Oh, Nancy!

This post was written by Friday guest blogger Annie Reid.

When I was nine years old, on a particularly auspicious birthday, I was enrolled in something along the lines of the Nancy Drew book of the month club. Every month or two, a new hardcover bookclub edition of a classic Nancy Drew would show up at my door. They were all pale lavender, I remember, with oil paintings imprinted right on the thin covers, dust jackets being beside the point for nine year olds. Like any self-respecting suburban white nine-year old, I wanted to be Nancy Drew. But more importantly, I wanted to dress like Nancy Drew*.

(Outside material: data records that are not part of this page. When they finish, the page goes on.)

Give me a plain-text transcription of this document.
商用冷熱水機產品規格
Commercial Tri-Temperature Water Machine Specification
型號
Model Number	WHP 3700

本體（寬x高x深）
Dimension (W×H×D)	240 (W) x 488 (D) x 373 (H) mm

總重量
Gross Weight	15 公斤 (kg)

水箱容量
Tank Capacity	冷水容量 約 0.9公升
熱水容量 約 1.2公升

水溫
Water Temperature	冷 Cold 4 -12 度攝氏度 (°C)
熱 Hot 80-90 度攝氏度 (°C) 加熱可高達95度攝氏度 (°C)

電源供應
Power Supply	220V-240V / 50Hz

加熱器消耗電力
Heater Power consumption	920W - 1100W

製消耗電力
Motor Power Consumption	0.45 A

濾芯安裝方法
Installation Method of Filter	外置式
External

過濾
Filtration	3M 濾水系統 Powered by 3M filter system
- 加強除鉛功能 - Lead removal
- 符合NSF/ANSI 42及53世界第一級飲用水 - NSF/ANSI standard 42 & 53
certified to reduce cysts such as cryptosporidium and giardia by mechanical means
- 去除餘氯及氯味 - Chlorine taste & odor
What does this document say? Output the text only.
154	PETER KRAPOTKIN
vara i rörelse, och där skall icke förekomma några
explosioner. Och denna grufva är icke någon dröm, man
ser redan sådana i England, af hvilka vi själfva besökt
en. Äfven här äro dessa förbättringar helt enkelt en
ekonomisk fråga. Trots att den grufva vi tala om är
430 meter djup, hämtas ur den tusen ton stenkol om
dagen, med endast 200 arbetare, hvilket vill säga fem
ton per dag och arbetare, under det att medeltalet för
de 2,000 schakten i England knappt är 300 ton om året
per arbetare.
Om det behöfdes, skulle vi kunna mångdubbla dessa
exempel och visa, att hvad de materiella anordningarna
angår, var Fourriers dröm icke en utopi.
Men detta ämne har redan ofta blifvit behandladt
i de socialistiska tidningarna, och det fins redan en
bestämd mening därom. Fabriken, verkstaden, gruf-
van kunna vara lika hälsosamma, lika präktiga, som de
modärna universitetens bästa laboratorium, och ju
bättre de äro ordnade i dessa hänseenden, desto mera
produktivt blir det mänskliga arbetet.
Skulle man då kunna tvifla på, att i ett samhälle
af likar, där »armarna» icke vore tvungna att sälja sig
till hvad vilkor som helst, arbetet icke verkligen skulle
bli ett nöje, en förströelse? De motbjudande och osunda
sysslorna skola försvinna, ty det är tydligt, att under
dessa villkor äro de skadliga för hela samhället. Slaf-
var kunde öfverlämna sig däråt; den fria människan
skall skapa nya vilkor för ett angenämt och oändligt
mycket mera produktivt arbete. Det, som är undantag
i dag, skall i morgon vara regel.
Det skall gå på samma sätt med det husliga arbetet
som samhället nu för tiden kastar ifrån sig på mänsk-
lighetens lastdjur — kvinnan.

Now, to my delight and joy, Cleolinda Jones distills the Nancy Drew novels into one handy plot outline:

E. Stop meddling, Nancy Drew! We’re so dangerous that we
1. made a threatening call to your house!
2. left a threatening letter in your mailbox!
3. ran you off the road!
4. broke into your bedroom!
5. drugged and kidnapped you!
6. left you
a. tied up in a closet!
b. rolled up in a blanket! A really dangerous blanket!
c. locked up someplace where NO ONE WILL EVER FIND YOU!
1. (except that George totally does)
2. (except that Bess totally does)
3. (except that Ned totally does)
3b. (not that you’re going to put out, even so)
7. tried to kill you with spiders/lizards/poison gas!
8. didn’t bother to snap your neck when we had the chance!

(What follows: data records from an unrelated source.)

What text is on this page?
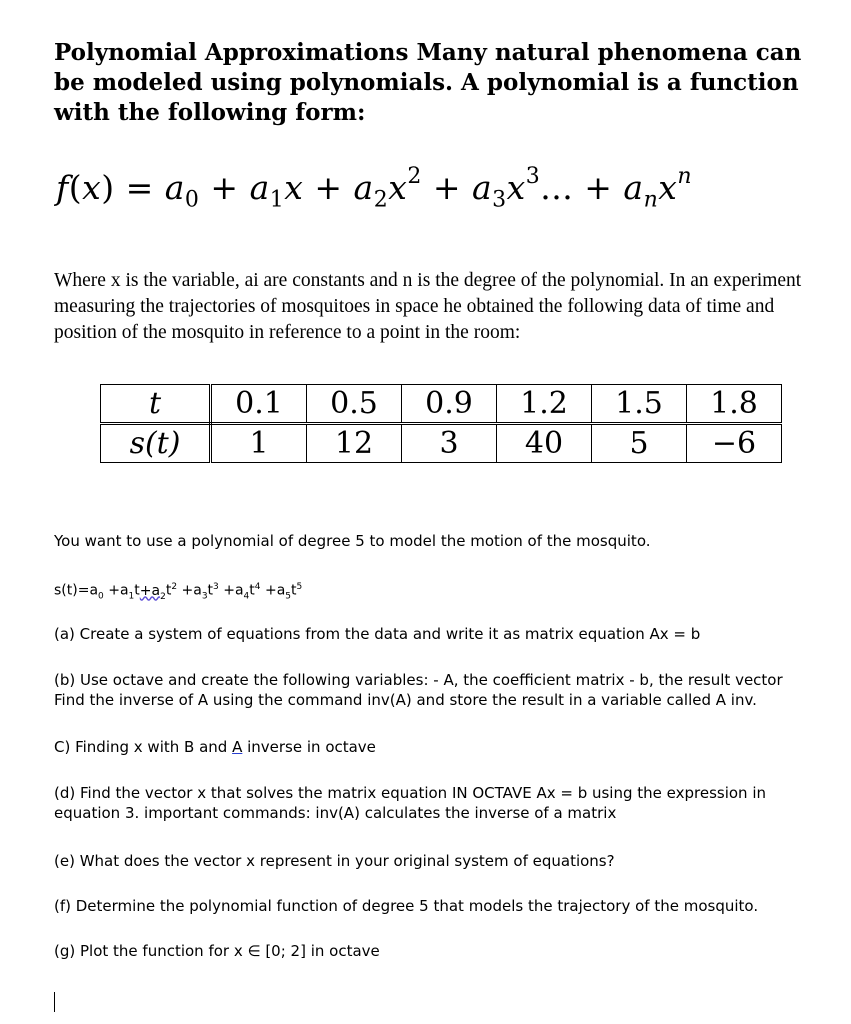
Polynomial Approximations Many natural phenomena can be modeled using polynomials. A polynomial is a function with the following form:
$f(x) = a_0 + a_1x + a_2x^2 + a_3x^3$... + $a_nx^n$
Where x is the variable, ai are constants and n is the degree of the polynomial. In an experiment measuring the trajectories of mosquitoes in space he obtained the following data of time and position of the mosquito in reference to a point in the room:
t	0.1	0.5	0.9	1.2	1.5	1.8
s(t)	1	12	3	40	5	−6
You want to use a polynomial of degree 5 to model the motion of the mosquito.
$s(t)=a_0 +a_1t+a_2t^2 +a_3t^3 +a_4t^4 +a_5t^5$
(a) Create a system of equations from the data and write it as matrix equation Ax = b
(b) Use octave and create the following variables: - A, the coefficient matrix - b, the result vector Find the inverse of A using the command inv(A) and store the result in a variable called A inv.
C) Finding x with B and A inverse in octave
(d) Find the vector x that solves the matrix equation IN OCTAVE Ax = b using the expression in equation 3. important commands: inv(A) calculates the inverse of a matrix
(e) What does the vector x represent in your original system of equations?
(f) Determine the polynomial function of degree 5 that models the trajectory of the mosquito.
(g) Plot the function for x ∈ [0; 2] in octave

F. Oh no! Mr. Drew has gone missing! He’s…
1. being held for ransom
2. stuffed in a secret tunnel somewhere
3. drugged and tied up in one of those hotels where they steal your kidneys
4. back at the hotel and totally fine, dumbass

*As much as I loved them, and god, did I love them, they’ve inspired a phrase I use over and over again in teaching writing. “That’s a Nancy Drew moment,” I’ll say. “You don’t need that.” A Nancy Drew moment is when a writer has spent a disproportionate amount of time describing the character’s hair and clothing, particularly when neglecting things like, oh, say, character development. As in, “Nancy darted out of the house in her lime green mini-skirt, her pink casmere sweater and white PVC go go boots which she’d only bought the day before, her strawberry blond hair glinting in the sun as she joined George, in her navy blue wool pea coat, in the convertible.”